Domenica Mister I e io abbiamo festeggiato 31 anni dalla sera in cui, alla fermata dell’autobus a Londra, di ritorno da una improbabile festa danzante, ci siamo baciati la prima volta.
Solitamente, ogni 27 di luglio, andiamo a cena fuori, con o senza figli, a seconda del luogo e delle condizioni in cui versiamo.
Per evitare di incappare nel riso, nel pollo e nei fagioli, nelle insidie delle verdure crude e soprattutto per coltivare una comune passione, abbiamo deciso all’unanimità, di concederci una prima colazione a buffet in un hotel a 5 stelle di fronte al Malecón che poi sarebbe il lungomare. “Al buffet sta tutto pagato. Se ne pentiranno. Qui non conoscono i baresi: in questi frangenti diamo il meglio. Faremo razzia” ha minacciato Mister I.
Nota su prezzi e tassi di cambio. Costo della colazione: 4000 pesos cubani a testa. Al cambio del mercato nero (che tutti utilizzano) meno di 10 euro, al cambio ufficiale circa 27 perché, pur avendo abbandonato la doppia moneta, a Cuba esistono due binari paralleli. E le rare volte in cui è possibile utilizzare la carta di credito (praticamente solo nei grandi alberghi) si percorre quello ufficiale, tre volte più caro.
“Servono la colazione dalle 7 alle 10. A che ora andiamo?”
“Al più tardi alle 8 altrimenti ci rubano il cibo e non troviamo niente”
“Non esageriamo adesso”
“Io non voglio rischiare, non so voi”.
Alle 8 di domenica mattina – vestiti come scappati di casa – facevamo un trionfale ingresso nell’hotel di lusso e, con passo sicuro, salivamo – rigorosamente con la scala mobile – al piano del ristorante. “C’è pure un bellissimo bagno, nel caso…” ha notato il grande.

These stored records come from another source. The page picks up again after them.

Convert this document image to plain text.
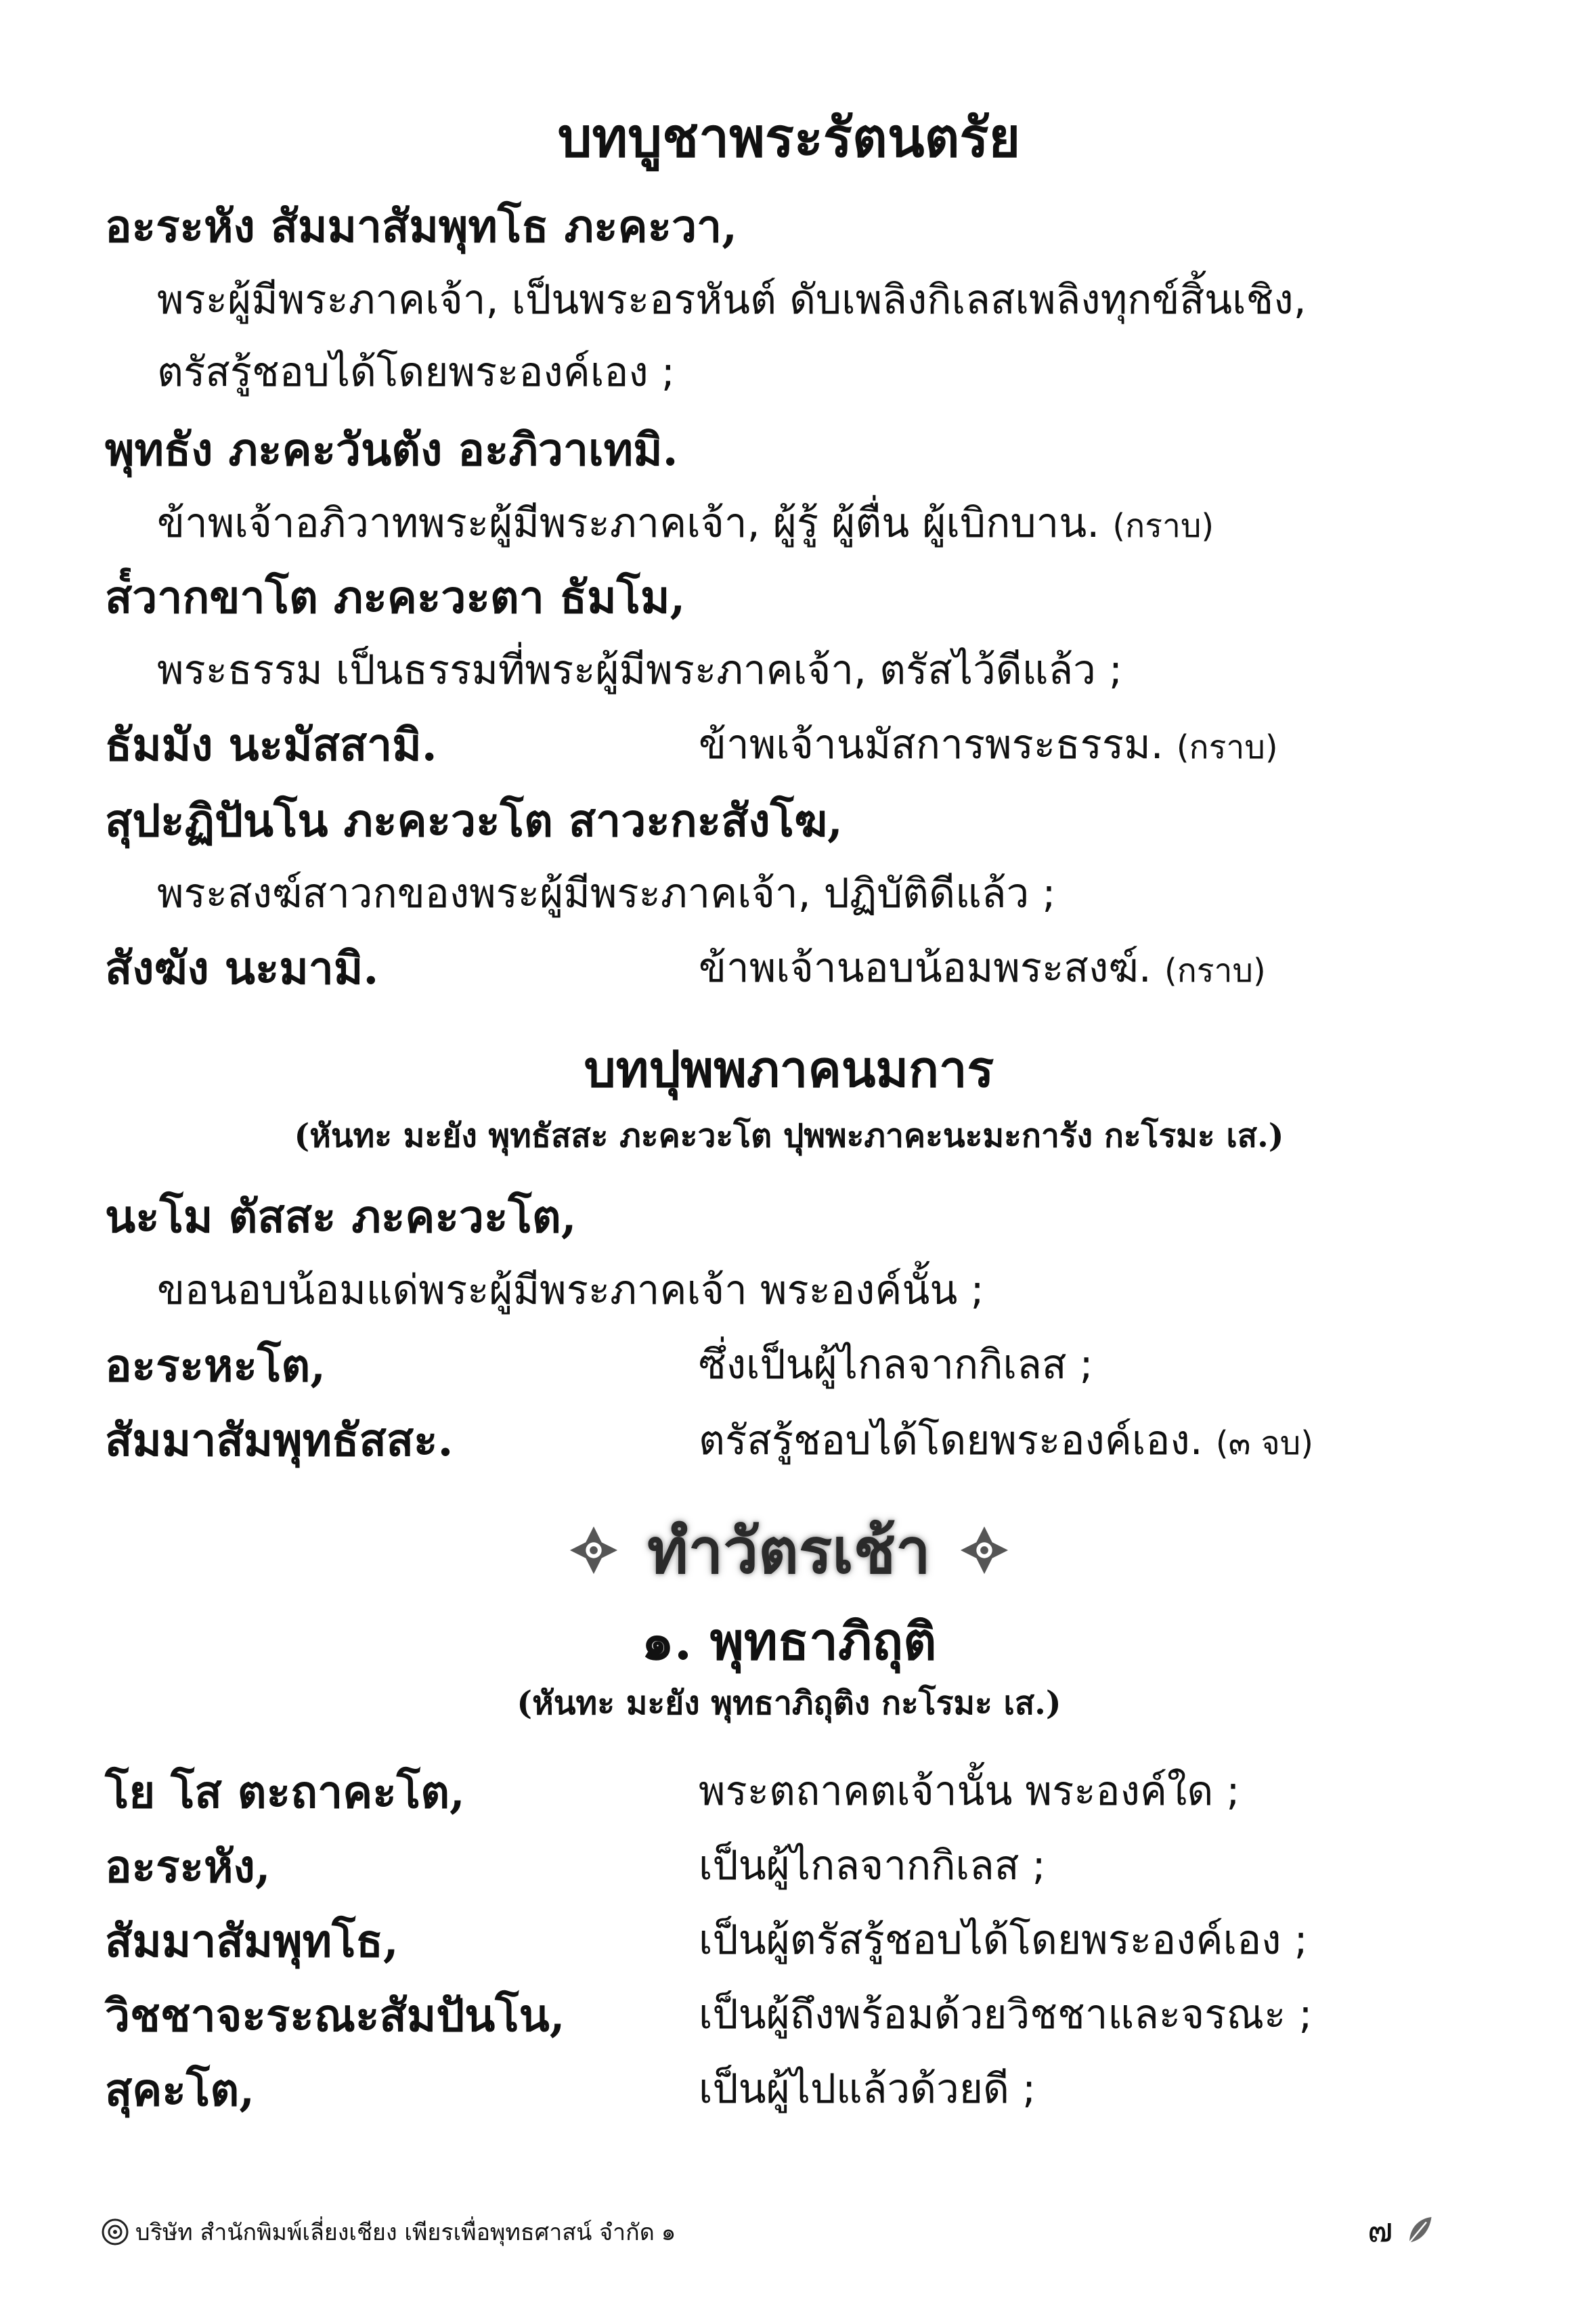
บทบูชาพระรัตนตรัย
อะระหัง สัมมาสัมพุทโธ ภะคะวา,
พระผู้มีพระภาคเจ้า, เป็นพระอรหันต์ ดับเพลิงกิเลสเพลิงทุกข์สิ้นเชิง,
ตรัสรู้ชอบได้โดยพระองค์เอง ;
พุทธัง ภะคะวันตัง อะภิวาเทมิ.
ข้าพเจ้าอภิวาทพระผู้มีพระภาคเจ้า, ผู้รู้ ผู้ตื่น ผู้เบิกบาน. (กราบ)
ส๎วากขาโต ภะคะวะตา ธัมโม,
พระธรรม เป็นธรรมที่พระผู้มีพระภาคเจ้า, ตรัสไว้ดีแล้ว ;
ธัมมัง นะมัสสามิ.	ข้าพเจ้านมัสการพระธรรม. (กราบ)
สุปะฏิปันโน ภะคะวะโต สาวะกะสังโฆ,
พระสงฆ์สาวกของพระผู้มีพระภาคเจ้า, ปฏิบัติดีแล้ว ;
สังฆัง นะมามิ.	ข้าพเจ้านอบน้อมพระสงฆ์. (กราบ)
บทปุพพภาคนมการ
(หันทะ มะยัง พุทธัสสะ ภะคะวะโต ปุพพะภาคะนะมะการัง กะโรมะ เส.)
นะโม ตัสสะ ภะคะวะโต,
ขอนอบน้อมแด่พระผู้มีพระภาคเจ้า พระองค์นั้น ;
อะระหะโต,	ซึ่งเป็นผู้ไกลจากกิเลส ;
สัมมาสัมพุทธัสสะ.	ตรัสรู้ชอบได้โดยพระองค์เอง. (๓ จบ)
ทำวัตรเช้า
๑. พุทธาภิถุติ
(หันทะ มะยัง พุทธาภิถุติง กะโรมะ เส.)
โย โส ตะถาคะโต,	พระตถาคตเจ้านั้น พระองค์ใด ;
อะระหัง,	เป็นผู้ไกลจากกิเลส ;
สัมมาสัมพุทโธ,	เป็นผู้ตรัสรู้ชอบได้โดยพระองค์เอง ;
วิชชาจะระณะสัมปันโน,	เป็นผู้ถึงพร้อมด้วยวิชชาและจรณะ ;
สุคะโต,	เป็นผู้ไปแล้วด้วยดี ;
บริษัท สำนักพิมพ์เลี่ยงเชียง เพียรเพื่อพุทธศาสน์ จำกัด ๑	๗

Perché, subito dopo il cibo, altri bisogni primari meno nobili, misura della salute fisica e talvolta mentale del viaggiatore, dominano le nostre conversazioni cubane, soprattutto dopo l’avventura ospedaliera.
Ci siamo accomodati a un tavolo con vista mare. Abbiamo riempito i nostri piatti di croissant, formaggi, salumi, salmone, pane di ogni tipo, burro in quantità, frutta fresca e secca, cereali, pancake, ciambelline, uova, yogurt e di nuovo e di nuovo ancora, a ricominciare il giro, perché per i baresi il buffet è un lavoro e va fatto per bene.
“Io qui mi sento potente” ha dichiarato Sneddu mentre banchettava.
Il grande a un certo punto si è alzato ed è corso all’altro capo della sala per abbracciare un cameriere. Si sono salutati con l’entusiasmo e l’affetto dei migliori amici, tenendosi stretti e dandosi grande pacche sulle spalle. “Scusa ma chi è?” ho chiesto, mentre l’amico fraterno in divisa dell’hotel omaggiava il grande di alcuni volumi di psicologia tirati fuori da sotto un tavolo.
Succedono cose strane a Cuba. Non tutte hanno spiegazioni logiche.
Ho costretto Mister I a fare una foto insieme, da mandare ai nonni.